Am nächsten Tag, dem 18. April 1521, kommt es dann vor großem Publikum zum entscheidenden Auftritt. In seiner Verteidigungsrede erklärt Luther seinen Anklägern, dass er sich in seinen Ansichten durch die Bibel bestätigt sehe, und verweigert einen Widerruf seiner Schriften, solange diese nicht auf Basis der Bibel widerlegt seien. Dem kaiserlichen Einwand., dass er sich als einzelner Mönch nicht über die Meinung der ganzen Christenheit hinwegsetzen könne, begegnet Luther mit einem Verweis auf die Fehlbarkeit von Päpsten und Konzilen.

Er schließt seine Rede ab mit den Worten „Widerrufen kann und will ich nichts, weil es weder sicher noch geraten ist, etwas gegen sein Gewissen zu tun. Gott helfe mir, Amen.“ Der ihm zugeschriebene Ausruf "Hier stehe ich und kann nicht anders" fällt nicht.

Trotz der ablehnenden Haltung des Kaisers wird Luther auch nach diesen klaren Aussagen nicht festgehalten, sondern aus dem Verhandlungssaal entlassen. Dass der Druck nicht spurlos an ihm vorübergegangen ist, belegt der Ausruf, der für die Rückkehr in die Unterkunft überliefert ist: "Ich bin hindurch." Auch in den nicht öffentlichen Nachverhandlungen in den folgenden Tagen weicht Luther nicht von seiner Linie ab. Am 25. April macht er sich auf die Rückreise und kann Worms unbehelligt in Richtung Wittenberg verlassen.

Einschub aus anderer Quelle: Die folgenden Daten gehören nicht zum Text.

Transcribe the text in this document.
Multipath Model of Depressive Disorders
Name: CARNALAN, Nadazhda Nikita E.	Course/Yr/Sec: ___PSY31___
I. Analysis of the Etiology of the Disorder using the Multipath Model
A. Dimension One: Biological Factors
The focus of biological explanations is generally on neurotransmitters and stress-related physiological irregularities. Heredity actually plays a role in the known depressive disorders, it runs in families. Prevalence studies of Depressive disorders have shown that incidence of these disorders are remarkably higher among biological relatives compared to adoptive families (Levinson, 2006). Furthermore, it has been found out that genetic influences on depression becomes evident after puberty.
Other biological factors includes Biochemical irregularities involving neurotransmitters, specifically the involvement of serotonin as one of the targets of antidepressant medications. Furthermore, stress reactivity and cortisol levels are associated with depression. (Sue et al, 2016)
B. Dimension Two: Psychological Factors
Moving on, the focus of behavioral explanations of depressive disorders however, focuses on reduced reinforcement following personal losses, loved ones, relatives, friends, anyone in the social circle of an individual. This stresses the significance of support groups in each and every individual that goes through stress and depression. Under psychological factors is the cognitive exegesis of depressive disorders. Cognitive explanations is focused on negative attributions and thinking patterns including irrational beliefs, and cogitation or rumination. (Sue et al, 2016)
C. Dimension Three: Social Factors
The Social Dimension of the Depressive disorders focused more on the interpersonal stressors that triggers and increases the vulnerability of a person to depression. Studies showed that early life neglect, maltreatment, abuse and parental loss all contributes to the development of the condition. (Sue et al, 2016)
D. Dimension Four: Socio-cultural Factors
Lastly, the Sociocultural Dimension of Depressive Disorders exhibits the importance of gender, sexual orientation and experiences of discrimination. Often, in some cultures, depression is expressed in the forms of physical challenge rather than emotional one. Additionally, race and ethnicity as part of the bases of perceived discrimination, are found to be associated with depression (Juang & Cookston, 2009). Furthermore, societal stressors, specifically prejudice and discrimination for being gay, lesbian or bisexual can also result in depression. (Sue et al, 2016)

Das 1868 enthüllte Lutherdenkmal in Worms erinnert an den Auftritt des Reformators in der Reichstagsstadt. Die Lutherstatue im Zentrum des Denkmals war das Vorbild für zahlreiche Lutherdenkmäler in Mitteleuropa und Nordamerika.

GettyImages, klug-photo

Das Wormser Edikt

Für Kaiser Karl war die Sache damit allerdings noch nicht vom Tisch. In einer Antwort auf die luthersche Rede, die er am 19. April verlesen lässt, werden die Thesen des Reformators verworfen – der Herrscher stellt sich hinter die römische Kirche. Das von Karl erwirkte „Wormser Edikt“, das die Reichsacht über Luther verhängt und Verbrennung seiner Schriften anordnet, wird allerdings erst am 25. Mai unmittelbar nach dem offiziellen Ende des Reichstags ausgestellt. Damit alles seine „Ordnung“ hat, wird das Dokument auf den 8. Mai zurückdatiert.

Für Luther bleibt die Reichsacht ohne Konsequenzen, denn er befindet zu diesem Zeitpunkt bereits sicher in der Wartburg. Sein Schutzherr, der Kurfürst von Sachsen, hatte ihn am 4. Mai  in der Nähe von Eisenach "entführen“ lassen, um ihn in Sicherheit zu bringen und etwaige Verfolger zu täuschen.

Kleine, aber entscheidende Änderung

Während Luther spurlos verschwunden ist, erreicht der Text seiner Reichstagsrede Wittenberg. Dort wird sie gedruckt – mit einer kleine Änderung. Die Schlussworte lauten nun: „Hier stehe ich, ich kann nicht anders. Gott helfe mir, Amen.“ Wem auch immer diese rhetorische Zuspitzung zu verdanken, es handelt sich zweifellos um einen großen Wurf. Die nie gefallenen, aber äußerst eingängigen Worte werden für die protestantische Tradition prägend.